The proliferation of unstructured data poses a fundamental challenge to traditional database interfaces. While Text-to-SQL has democratized access to structured data, it remains incapable of interpreting semantic or multi-modal queries. Concurrently, vector search has emerged as the de facto standard for querying unstructured data, but its integration with SQL-termed VectorSQL-still relies on manual query crafting and lacks standardized evaluation methodologies, creating a significant gap between its potential and practical application. To bridge this fundamental gap, we introduce and formalize Text2VectorSQL, a novel task to establish a unified natural language interface for seamlessly querying both structured and unstructured data. To catalyze research in this new domain, we present a comprehensive foundational ecosystem, including: (1) A scalable and robust pipeline for synthesizing high-quality Text-to-VectorSQL training data. (2) VectorSQLBench, the first large-scale, multi-faceted benchmark for this task, encompassing 12 distinct combinations across three database backends (SQLite, PostgreSQL, ClickHouse) and four data sources (BIRD, Spider, arXiv, Wikipedia). (3) Several novel evaluation metrics designed for more nuanced performance analysis. Extensive experiments not only confirm strong baseline performance with our trained models, but also reveal the recall degradation challenge: the integration of SQL filters with vector search can lead to more pronounced result omissions than in conventional filtered vector search. By defining the core task, delivering the essential data and evaluation infrastructure, and identifying key research challenges, our work lays the essential groundwork to build the next generation of unified and intelligent data interfaces. Our repository is available at https://github.com/OpenDCAI/Text2VectorSQL.

Paper Structure

This paper contains 30 sections, 2 equations, 5 figures, 5 tables.

Figures (5)

  • Figure 1: Illustration of the Text2VectorSQL task, with scenarios below showing how integrating SQL queries with vector search unlocks semantic filtering, multi-modal matching and retrieval acceleration. These capabilities are indispensable for universal natural language interfaces.
  • Figure 2: The Text2VectorSQL Ecosystem. The core component is VectorSQLGen pipeline, a large-scale, automated data synthesis engine that produces high-quality training samples. Then, the synthesized data is used to train our family of UniVectorSQL models.
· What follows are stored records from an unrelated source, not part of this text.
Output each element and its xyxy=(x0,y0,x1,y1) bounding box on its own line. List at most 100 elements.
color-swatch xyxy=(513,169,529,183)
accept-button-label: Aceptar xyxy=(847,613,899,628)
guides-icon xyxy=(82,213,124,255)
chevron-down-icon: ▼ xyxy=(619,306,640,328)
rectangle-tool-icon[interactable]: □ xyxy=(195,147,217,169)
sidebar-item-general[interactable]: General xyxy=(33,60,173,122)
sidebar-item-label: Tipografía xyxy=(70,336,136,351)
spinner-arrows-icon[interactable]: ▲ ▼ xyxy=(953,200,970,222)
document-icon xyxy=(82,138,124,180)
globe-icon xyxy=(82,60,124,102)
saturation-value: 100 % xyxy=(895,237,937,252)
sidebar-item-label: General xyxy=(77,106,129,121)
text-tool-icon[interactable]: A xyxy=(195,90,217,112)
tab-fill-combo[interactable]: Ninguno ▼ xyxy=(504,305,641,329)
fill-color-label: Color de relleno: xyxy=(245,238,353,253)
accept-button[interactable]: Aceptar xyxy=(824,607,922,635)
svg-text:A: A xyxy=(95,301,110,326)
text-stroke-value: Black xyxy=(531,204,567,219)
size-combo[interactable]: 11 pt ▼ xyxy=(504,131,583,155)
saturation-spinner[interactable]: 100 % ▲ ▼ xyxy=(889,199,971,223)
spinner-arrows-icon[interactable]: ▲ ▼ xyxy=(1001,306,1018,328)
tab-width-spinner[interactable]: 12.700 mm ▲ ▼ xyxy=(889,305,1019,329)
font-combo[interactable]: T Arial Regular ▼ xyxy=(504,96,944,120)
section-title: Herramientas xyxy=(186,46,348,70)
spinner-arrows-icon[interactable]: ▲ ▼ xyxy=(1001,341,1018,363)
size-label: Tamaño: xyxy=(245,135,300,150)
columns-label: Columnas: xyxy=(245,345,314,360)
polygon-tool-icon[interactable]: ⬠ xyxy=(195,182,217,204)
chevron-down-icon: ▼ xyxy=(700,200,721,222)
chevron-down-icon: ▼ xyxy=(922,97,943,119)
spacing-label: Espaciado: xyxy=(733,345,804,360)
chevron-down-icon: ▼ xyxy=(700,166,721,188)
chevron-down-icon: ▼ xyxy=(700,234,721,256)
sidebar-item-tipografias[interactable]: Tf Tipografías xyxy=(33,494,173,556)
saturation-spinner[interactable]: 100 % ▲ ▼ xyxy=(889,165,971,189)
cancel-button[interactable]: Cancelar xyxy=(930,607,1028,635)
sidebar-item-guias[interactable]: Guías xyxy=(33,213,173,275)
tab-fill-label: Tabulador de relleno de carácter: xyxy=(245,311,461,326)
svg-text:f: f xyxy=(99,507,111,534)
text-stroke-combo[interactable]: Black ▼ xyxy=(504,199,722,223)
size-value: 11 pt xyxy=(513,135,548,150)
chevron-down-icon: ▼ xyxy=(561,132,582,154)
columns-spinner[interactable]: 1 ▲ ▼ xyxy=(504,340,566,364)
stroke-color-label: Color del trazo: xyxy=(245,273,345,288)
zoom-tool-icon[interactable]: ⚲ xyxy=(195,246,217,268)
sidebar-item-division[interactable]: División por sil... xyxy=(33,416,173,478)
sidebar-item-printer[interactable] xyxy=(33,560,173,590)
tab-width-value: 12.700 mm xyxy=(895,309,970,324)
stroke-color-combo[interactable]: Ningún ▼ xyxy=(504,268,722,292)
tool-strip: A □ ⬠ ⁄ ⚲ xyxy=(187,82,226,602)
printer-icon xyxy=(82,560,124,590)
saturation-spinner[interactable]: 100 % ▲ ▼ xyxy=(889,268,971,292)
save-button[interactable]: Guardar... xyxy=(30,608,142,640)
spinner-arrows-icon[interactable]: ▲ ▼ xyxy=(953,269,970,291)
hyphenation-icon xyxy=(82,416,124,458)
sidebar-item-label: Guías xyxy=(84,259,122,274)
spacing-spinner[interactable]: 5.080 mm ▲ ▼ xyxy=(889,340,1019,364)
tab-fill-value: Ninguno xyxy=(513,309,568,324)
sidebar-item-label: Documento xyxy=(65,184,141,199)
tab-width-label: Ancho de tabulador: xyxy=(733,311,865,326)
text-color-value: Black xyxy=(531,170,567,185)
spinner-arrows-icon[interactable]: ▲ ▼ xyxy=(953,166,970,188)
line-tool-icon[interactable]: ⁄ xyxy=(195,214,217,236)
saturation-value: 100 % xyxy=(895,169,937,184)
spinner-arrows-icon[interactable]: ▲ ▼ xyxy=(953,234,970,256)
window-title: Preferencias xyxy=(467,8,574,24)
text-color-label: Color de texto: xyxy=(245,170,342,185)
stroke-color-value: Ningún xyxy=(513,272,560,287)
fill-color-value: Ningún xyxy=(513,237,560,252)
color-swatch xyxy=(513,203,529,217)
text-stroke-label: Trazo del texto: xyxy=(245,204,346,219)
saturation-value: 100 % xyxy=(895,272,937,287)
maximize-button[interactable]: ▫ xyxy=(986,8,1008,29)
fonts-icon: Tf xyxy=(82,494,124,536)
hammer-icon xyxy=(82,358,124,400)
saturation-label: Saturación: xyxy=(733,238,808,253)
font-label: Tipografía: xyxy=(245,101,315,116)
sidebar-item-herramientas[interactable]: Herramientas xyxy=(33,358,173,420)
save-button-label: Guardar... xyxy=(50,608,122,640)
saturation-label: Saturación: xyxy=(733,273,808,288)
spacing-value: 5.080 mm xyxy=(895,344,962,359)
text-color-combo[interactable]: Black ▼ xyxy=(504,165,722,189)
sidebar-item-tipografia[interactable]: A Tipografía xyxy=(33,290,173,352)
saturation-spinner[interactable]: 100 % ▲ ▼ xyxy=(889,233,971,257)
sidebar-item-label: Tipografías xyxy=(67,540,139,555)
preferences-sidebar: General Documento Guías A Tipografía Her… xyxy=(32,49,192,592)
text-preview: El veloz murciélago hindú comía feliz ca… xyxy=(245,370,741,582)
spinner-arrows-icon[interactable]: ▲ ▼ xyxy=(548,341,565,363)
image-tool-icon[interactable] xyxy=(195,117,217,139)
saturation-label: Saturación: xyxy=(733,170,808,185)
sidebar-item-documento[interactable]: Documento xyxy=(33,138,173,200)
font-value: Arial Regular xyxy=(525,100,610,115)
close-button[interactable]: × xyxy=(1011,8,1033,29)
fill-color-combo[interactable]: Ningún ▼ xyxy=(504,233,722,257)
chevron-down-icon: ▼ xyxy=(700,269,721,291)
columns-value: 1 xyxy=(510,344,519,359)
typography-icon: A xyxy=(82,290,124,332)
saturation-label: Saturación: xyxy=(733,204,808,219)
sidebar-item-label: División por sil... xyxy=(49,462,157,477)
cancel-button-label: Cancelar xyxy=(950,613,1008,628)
Concurrently, a curated subset of data undergoes a more rigorous, human-review process to create VectorSQLBench, our gold-standard evaluation benchmark with a suite of novel and fine-grained metrics.
  • Figure 3: Diverse syntax of vector operations in SQLite (via sqlite-vec), PostgreSQL (via pgvector) and ClickHouse. SQLite-vec generates distance column implicitly using virtual table mechanism and vec0 engine. PostgreSQL and ClickHouse support building indexes for approximate nearest neighbor (ANN) search, while SQLite-vec does not so far.
  • Figure 4: Diversity of the VectorSQLBench. The hierarchical structure breaks down the dataset across three dimensions: (1) nine distinct linguistic styles (inner ring), ensuring robustness to varied user phrasing; (2) three levels of vectorial complexity (middle ring), detailing how vector search is integrated with SQL (Non, WHERE, JOIN); and (3) four levels of structural SQL difficulty (outer ring), ranging from Easy to Extra Hard. This multi-faceted design benefits comprehensive coverage of the challenges in Text2VectorSQL.
  • Figure 5: Recall degradation phenomenon across different models on PostgreSQL and ClickHouse. The charts show Avg. Precision, Avg. Recall, and Avg. F1 of four datasets in VectorSQLBench, categorized by hybrid integration depth. A severe drop in Avg. Recall (orange bar) is observed as the integration complexity increases from Non-integration to WHERE-Integration and is most pronounced in JOIN-Integration queries, highlighting a critical challenge in Text2VectorSQL execution.